Titres originaux : Shojo Kakei
Ishi no Bisho
Éditeur original : Shincho-sha, Tokyo, 1959 pour Shojo Kabei
1962 pour Ishi no Bisho

Actes Sud, 2002, pour la traduction française
Traduits du japonais par Rose-Marie Makino-Fayolle

La-Jeune-Fille-suppliciee-sur-une-etagere
J’ai découvert Akira Yoshimura à travers son roman Naufrages, dont vous pourrez trouver la critique sur le site, et j’ai très vite été charmé par son écriture simple et évocatrice, dénuée de fioritures, ne s’encombrant de rien et allant vers l’essentiel pour le sublimer, tel un haïku renfermant à la fois si peu de mots et tant d’univers.
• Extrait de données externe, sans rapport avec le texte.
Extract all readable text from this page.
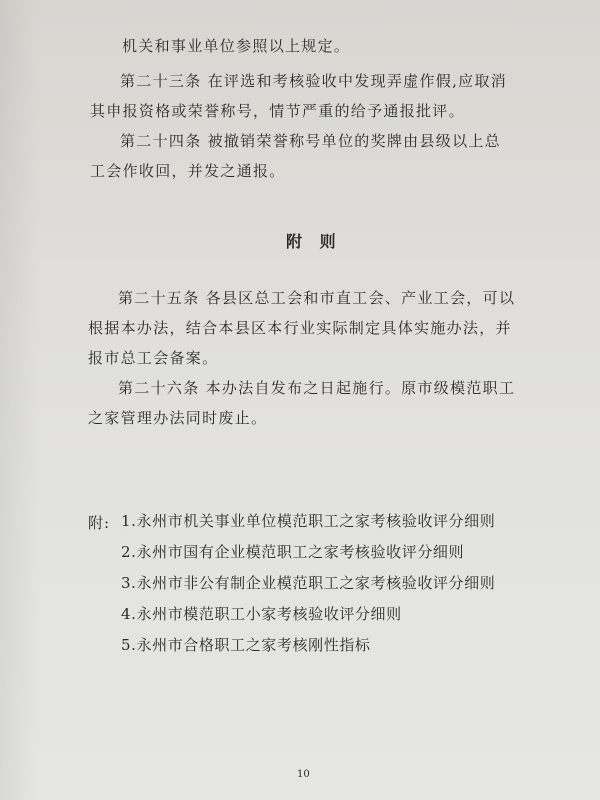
机关和事业单位参照以上规定。
第二十三条 在评选和考核验收中发现弄虚作假,应取消
其申报资格或荣誉称号，情节严重的给予通报批评。
第二十四条 被撤销荣誉称号单位的奖牌由县级以上总
工会作收回，并发之通报。
附 则
第二十五条 各县区总工会和市直工会、产业工会，可以
根据本办法，结合本县区本行业实际制定具体实施办法，并
报市总工会备案。
第二十六条 本办法自发布之日起施行。原市级模范职工
之家管理办法同时废止。
附: 1.永州市机关事业单位模范职工之家考核验收评分细则
2.永州市国有企业模范职工之家考核验收评分细则
3.永州市非公有制企业模范职工之家考核验收评分细则
4.永州市模范职工小家考核验收评分细则
5.永州市合格职工之家考核刚性指标
10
Ainsi me fallait-il au plus vite lire une autre œuvre de cet auteur, ce qui introduisit un long cycle de littérature japonaise décrété par mes envies ; corpus comprenant une anthologie de nouvelles chez Gallimard, Confession d’un masque de Mishima, La pierre et le sabre de Yoshikawa et deux livres de Yoshimura (le deuxième étant Le convoi de l’eau, un merveilleux roman que je présenterai très bientôt).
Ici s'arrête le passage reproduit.